O meu irmão levou-me ao Hospital de Leiria.

Já alguém leu Kafka? Mais concretamente O Processo?

Fui recebido no hospital, colocaram-me a pulseira amarela, esperei e fui atendido pelo doutor que me disse “o braço já foi ao sítio” e logo começaram os flashbacks de Braga 2016. Mandou-me para a sala do raio x. Eu estava suado, de t-shirt e calções – tinha estado a fazer desporto – durante a espera. Eventualmente o frio e as dores apoderaram-se de mim.
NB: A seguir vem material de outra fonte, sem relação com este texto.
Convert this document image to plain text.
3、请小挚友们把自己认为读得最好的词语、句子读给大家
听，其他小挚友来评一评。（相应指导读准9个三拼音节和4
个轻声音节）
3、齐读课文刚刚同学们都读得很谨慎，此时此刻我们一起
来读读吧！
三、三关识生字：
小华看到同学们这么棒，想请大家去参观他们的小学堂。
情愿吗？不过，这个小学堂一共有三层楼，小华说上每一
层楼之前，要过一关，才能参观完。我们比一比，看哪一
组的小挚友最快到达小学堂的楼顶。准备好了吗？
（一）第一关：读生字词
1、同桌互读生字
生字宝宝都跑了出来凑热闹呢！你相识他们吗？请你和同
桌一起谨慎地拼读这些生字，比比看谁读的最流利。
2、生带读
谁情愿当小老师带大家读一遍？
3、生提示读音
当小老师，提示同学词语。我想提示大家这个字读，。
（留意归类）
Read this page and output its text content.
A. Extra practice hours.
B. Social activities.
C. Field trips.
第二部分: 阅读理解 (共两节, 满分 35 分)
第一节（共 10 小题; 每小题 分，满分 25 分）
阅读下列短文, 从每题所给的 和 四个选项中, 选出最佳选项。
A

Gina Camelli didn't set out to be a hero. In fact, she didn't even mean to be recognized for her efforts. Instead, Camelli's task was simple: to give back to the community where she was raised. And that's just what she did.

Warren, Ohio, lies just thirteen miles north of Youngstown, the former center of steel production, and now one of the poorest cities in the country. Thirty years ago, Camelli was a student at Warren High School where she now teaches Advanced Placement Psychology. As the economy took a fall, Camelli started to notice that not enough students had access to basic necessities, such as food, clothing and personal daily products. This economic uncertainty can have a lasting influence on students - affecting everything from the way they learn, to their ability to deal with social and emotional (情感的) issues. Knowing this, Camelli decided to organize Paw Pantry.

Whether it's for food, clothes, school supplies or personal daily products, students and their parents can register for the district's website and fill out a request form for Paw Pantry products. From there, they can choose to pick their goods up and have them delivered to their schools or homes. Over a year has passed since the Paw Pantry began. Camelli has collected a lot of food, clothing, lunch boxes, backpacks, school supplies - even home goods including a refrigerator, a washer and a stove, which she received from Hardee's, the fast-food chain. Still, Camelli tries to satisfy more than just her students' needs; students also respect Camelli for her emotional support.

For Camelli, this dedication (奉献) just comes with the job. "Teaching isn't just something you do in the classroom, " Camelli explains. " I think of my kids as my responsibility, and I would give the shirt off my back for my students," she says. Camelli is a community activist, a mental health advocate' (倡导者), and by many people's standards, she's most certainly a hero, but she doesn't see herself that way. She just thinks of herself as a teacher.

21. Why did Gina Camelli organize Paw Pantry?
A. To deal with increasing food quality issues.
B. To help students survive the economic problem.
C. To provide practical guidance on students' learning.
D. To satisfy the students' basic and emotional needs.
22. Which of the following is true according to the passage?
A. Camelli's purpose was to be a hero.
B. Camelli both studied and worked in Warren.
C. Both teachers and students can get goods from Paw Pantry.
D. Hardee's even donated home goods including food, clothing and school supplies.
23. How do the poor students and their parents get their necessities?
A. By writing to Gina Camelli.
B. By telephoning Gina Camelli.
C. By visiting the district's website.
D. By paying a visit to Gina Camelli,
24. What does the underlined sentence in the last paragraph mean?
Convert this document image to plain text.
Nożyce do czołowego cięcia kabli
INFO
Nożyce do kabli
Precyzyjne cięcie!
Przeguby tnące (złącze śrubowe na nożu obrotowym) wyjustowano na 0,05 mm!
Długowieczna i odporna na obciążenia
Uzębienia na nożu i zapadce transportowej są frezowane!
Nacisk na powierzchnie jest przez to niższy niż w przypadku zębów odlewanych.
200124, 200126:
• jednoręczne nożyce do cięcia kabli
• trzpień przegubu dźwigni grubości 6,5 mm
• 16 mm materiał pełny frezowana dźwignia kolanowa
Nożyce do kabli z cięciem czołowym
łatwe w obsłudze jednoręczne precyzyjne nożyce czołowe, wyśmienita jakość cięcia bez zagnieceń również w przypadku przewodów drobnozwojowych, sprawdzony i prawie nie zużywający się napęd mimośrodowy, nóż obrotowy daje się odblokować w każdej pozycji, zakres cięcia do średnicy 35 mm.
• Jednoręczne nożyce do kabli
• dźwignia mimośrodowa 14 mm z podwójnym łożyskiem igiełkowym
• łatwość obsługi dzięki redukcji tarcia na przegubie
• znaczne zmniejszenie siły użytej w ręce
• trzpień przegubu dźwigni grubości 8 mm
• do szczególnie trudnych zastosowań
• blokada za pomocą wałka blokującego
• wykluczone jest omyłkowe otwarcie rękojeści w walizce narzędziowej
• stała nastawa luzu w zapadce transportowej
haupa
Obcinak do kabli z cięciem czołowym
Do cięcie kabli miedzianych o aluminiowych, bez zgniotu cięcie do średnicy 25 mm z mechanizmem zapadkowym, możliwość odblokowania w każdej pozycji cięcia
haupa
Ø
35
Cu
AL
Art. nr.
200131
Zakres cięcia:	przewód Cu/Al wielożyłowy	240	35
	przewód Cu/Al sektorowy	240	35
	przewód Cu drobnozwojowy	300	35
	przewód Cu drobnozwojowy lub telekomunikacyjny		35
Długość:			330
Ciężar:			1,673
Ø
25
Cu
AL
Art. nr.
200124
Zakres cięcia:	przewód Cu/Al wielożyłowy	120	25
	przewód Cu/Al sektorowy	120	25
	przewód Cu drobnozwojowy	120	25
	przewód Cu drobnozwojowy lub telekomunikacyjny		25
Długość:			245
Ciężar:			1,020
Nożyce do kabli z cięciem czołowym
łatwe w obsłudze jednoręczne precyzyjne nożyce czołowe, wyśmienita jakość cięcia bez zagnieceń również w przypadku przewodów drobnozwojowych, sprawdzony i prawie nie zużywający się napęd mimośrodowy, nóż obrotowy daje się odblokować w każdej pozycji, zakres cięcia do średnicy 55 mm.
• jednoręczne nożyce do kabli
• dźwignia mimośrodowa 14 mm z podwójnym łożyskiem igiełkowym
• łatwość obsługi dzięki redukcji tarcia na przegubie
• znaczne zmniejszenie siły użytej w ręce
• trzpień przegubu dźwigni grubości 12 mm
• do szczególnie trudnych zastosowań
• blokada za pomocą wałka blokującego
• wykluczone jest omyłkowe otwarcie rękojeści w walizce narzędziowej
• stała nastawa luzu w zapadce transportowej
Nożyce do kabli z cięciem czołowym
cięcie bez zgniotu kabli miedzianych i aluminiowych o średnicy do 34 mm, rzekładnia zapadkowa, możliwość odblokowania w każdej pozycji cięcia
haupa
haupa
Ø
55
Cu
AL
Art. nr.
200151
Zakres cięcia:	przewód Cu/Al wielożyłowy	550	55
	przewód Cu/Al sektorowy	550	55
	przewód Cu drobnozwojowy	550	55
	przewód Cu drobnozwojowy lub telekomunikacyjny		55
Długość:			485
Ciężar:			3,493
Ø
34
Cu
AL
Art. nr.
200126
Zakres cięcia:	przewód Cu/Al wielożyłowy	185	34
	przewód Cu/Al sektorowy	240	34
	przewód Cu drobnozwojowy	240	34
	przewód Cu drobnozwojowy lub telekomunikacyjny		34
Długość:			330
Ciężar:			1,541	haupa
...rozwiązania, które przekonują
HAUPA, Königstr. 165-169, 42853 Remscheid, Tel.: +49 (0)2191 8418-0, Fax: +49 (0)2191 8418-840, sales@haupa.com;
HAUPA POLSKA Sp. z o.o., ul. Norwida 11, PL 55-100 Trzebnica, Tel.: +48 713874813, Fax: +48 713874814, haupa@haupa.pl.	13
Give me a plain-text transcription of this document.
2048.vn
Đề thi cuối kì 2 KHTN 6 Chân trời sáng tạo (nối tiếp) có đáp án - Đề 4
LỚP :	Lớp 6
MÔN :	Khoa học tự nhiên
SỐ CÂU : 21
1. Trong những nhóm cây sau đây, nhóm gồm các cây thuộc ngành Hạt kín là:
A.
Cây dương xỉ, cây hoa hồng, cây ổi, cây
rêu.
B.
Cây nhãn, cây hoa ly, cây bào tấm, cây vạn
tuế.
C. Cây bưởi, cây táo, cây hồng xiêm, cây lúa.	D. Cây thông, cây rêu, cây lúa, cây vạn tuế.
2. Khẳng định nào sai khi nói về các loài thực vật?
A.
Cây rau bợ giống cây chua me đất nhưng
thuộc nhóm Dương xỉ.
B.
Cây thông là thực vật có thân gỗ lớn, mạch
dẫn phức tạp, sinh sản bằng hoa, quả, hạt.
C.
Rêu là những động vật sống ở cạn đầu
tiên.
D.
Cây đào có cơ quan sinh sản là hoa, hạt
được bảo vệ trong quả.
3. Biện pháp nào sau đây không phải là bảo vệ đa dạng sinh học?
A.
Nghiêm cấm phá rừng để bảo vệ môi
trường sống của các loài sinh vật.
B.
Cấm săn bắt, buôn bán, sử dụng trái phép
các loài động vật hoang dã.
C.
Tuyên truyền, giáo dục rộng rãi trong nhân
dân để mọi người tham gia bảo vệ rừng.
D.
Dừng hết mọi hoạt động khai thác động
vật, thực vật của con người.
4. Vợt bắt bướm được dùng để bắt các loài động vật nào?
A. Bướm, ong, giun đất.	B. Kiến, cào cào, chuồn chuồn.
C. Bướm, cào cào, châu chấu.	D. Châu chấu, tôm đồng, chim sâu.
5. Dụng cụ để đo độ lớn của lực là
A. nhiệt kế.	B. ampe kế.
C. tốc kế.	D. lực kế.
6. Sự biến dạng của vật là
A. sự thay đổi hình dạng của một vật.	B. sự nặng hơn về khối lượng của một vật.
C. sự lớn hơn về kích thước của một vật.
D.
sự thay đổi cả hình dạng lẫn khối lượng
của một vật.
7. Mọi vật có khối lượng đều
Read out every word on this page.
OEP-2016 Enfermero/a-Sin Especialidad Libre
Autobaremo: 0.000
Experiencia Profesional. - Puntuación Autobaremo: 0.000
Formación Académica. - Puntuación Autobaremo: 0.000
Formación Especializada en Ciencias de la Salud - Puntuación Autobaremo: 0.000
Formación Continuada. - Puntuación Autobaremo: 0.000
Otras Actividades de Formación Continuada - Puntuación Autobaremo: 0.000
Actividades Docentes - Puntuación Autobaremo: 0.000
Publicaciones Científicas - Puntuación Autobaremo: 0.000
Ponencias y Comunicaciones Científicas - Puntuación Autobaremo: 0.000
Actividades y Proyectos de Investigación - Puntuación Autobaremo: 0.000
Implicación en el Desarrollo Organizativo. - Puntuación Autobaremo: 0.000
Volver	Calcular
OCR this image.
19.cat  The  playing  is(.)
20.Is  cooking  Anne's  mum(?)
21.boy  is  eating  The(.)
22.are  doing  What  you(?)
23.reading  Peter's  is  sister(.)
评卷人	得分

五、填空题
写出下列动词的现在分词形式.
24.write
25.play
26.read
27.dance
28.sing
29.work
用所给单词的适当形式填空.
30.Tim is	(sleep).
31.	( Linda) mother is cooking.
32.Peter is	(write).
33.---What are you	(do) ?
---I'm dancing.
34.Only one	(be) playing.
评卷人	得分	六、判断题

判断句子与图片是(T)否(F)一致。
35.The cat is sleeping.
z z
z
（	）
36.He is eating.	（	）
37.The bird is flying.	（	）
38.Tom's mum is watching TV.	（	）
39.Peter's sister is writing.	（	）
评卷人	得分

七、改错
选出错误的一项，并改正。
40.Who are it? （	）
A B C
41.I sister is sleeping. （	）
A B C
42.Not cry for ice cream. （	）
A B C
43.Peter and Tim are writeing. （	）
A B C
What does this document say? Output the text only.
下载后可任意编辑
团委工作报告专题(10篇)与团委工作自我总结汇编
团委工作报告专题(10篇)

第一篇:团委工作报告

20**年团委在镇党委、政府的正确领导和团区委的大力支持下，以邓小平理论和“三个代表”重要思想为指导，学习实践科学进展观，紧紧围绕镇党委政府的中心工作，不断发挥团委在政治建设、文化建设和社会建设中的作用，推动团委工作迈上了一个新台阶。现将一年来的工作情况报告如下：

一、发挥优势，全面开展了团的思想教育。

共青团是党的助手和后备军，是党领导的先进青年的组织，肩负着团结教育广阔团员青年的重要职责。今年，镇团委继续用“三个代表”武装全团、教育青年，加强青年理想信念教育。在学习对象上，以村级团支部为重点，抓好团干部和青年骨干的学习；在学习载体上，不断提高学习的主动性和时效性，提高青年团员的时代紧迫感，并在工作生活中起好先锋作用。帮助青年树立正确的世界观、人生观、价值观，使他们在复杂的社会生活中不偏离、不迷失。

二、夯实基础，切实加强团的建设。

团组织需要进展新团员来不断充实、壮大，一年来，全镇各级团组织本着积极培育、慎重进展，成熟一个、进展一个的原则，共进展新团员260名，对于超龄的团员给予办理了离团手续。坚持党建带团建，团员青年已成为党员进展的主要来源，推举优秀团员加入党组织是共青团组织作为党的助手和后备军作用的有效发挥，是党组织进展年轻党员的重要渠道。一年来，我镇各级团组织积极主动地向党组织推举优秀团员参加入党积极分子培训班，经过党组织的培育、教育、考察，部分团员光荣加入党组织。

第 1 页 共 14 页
Tremia dos pés à cabeça quando vi uma enfermeira passar e lhe pedi algo para me tapar, “não sou deste departamento” disse ela. Não sei se haveria algo menos humano para dizer. O que fez com que me mantivesse com frio, dores e uma crescente revolta até à hora do raio x.

Depois do raio x voltei ao doutor para saber o que fazer. “Bem, o braço já está no sítio”, disse outra vez, “agora tome QUALQUER COISA para as dores e pode ir” ao que eu perguntei: qualquer coisa? Tipo Ben-u-ron? “Sim, sim, pode ser”. Então e não preciso de fisioterapia? “Não, não, descanse e não faça este movimento” disse ele enquanto gesticulava o braço para cima. De notar que, se eu não tivesse feito qualquer pergunta, teria saído do Hospital com um simples “tome QUALQUER COISA para as dores”. Não que tenha saído com muito mais do que isso…

Eu sei que as comparações com Kafka são quase tão cliché como as invocações Orwellianas, mas neste momento só consigo mesmo pensar n’ O Processo. Na forma tão trágica que se torna quase cómica com que as entidades públicas que deviam estar ao serviço do cidadão desumanizam por completo o ser que têm à frente. Sim, senti-me completamente desumanizado: pela recepcionista que disse que não havia médico, pela enfermeira que não me deu nada para me cobrir do frio e pelo médico que me mandou tomar QUALQUER COISA para as dores.

Convém fazer uma declaração de intenções e dizer que sou de esquerda, de esquerda quase radical até, isto não é um texto anti SNS. Isto é um pedido de socorro, um SOS, para que haja um investimento maior no Sistema Nacional de Saúde. Podem alegar que agora estamos na pandemia. Mas esta situação não é de agora. Os anos 1990 e 2000 já lá vão e cada vez é mais difícil ser atendido de urgência…

A culpa não é do médico de 2016 nem da recepcionista, nem da enfermeira, nem do médico de 2021. É de um sistema que vai desumanizando os trabalhadores na área da saúde, que por sua vez desumanizam os pacientes.